I consider myself the luckiest person in the world to be able to call Skagway my home. Our town is small, four blocks wide by 23 blocks long and you can’t go anywhere without stopping to say "hi" to someone you know, whether at the post office, the hardware store, or just walking down the boardwalk.
We live in a national park, with dozens of hikes within a five-minute walk out our front door. Tucked away in a valley with mountains on three sides and the Lynn Canal to the south, we are completely isolated with neighboring Whitehorse, Canada, a two-hour drive north and Haines, a 30-minute boat ride south. There are numerous peaks that take you from sea level to 3,000+ feet with views down the canal (on clear days you can see Mount Fairweather in the distance), hanging glaciers (Harding Glacier is the most notable overlooking Skagway), and the general beauty of our natural surroundings. Skagway is at the intersection of the coastal Tongass National Forest, higher elevation alpine tundra, and interior boreal forest, where lichen and moss, mushrooms, ancient old growth forests, spruce tips, devil’s club, wild blueberries, high-bush cranberries, and fireweed grow freely.
Skagway played a vital role during the Klondike Gold Rush of 1898 as a transportation portal for the White Pass & Yukon Route railway and the Chilkoot Trail. The city commemorates its gold rush past with board-walked streets and turn-of-the-century architecture including several museums and visitor centers. It’s like stepping back in history.
On sunny summer days, there is nothing better than to get out of town and go for a hike. Skagway is a hiker’s paradise, with something for everyone. Upper Lake is a 1.5-2-hour uphill climb to a remote lake (bring a towel so you can jump in on a hot day!). My perfect afternoon is sunbathing by the lake, listening to the marmots on the nearby hillside, and going for a dip in the ice-cold lake. This area is also a great jumping off point – literally – for paragliders. The clear water stream on the way up is clean so you can fill your water bottle with glacier water. You can continue on to Devil’s Punchbowl for a beautiful view of Skagway and the canal. AB is another full day hike. A 6-to-8-hour, roundtrip hike (longer if you stop to eat the wild blueberries!), this hike gets you quickly above the tree line and you can hike for miles along the ridge line, with a picturesque 360-view of Lynn Canal, the Dyea flats, and the mountains and glaciers to the north in the Yukon. For the more adventurous, take the White Pass & Yukon Route train out to Laughton Glacier, a hike that leads you right up to the glacier itself or venture into the Yukon with too many climbable peaks, many without names.

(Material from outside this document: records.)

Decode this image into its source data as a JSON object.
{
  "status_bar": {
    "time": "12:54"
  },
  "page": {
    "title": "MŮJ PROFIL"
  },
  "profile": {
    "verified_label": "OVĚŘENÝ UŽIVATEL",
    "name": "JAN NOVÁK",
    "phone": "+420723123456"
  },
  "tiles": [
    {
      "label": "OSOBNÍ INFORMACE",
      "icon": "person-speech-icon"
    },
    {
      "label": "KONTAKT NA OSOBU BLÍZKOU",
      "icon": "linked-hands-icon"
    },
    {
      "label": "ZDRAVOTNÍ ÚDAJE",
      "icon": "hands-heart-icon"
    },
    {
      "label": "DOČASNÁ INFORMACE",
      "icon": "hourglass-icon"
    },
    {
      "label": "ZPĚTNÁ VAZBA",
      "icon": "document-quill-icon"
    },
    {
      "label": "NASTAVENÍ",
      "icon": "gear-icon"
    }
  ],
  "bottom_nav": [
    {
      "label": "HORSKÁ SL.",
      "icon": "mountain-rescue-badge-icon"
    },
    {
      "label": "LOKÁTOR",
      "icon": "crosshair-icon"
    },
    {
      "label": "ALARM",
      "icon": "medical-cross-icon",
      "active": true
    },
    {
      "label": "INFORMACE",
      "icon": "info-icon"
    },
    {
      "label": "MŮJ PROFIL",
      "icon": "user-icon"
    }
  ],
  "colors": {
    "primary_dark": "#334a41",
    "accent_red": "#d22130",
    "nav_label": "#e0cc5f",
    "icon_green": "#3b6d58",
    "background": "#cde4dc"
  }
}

The Chilkoot Trail is the most famous Skagway hike, a 33-mile, 3-to-5-day trip with a major highlight: an intense day climb up the “golden staircase” into the wide-open expanse of the Canadian Yukon. This trail is the historical trail 100,000 gold miners took to get to the gold fields of Dawson City, Canada, in what is today known as the Klondike Gold Rush of 1898. This hike starts in Skagway’s sister city and now-ghost-town Dyea, and offers the best of Alaska/Yukon hiking within the wet, mossy Tongass National Forest and boasting striking views of glaciers and on the Alaska side opening up to the stunning landscape, lakes, and sandy beaches on the Canadian side. It is possible to run this trail in one day if you leave on summer solstice and carry a light pack.
Spend time in Skagway
While Skagway may be small and isolated, we have events throughout the year that draw a fun crowd. If you are into cross country skiing, join us for the Buckwheat Ski Classic, held in March each year across the border at Log Cabin, a favorite local spot for snowshoeing, cross country, and backcountry skiing. Our solstice celebration and Fourth of July events are quite celebratory with Alaskans and Canadians enjoying the parade, the world’s largest egg toss, and parties well into the evening (my favorite hangout is Olivia’s Bistro with our garden view and fresh mint mojitos). September draws an international crowd for our well-known Klondike International Road Relay, a 10-leg, 100-mile relay through the night, starting in Skagway and ending in Whitehorse, Canada, with many runners sporting fun costumes!
View the stars
One of the best parts about living in Skagway is that there is no light pollution so the sky on a clear night is miraculous. On dark, clear nights, I love grabbing a blanket and viewing the stars, with the Big Dipper right overhead and if we’re lucky, the Milky Way galaxy is also visible. In August, we get the Perseids meteor shower and by September, the northern lights can also be seen with its magical dancing display.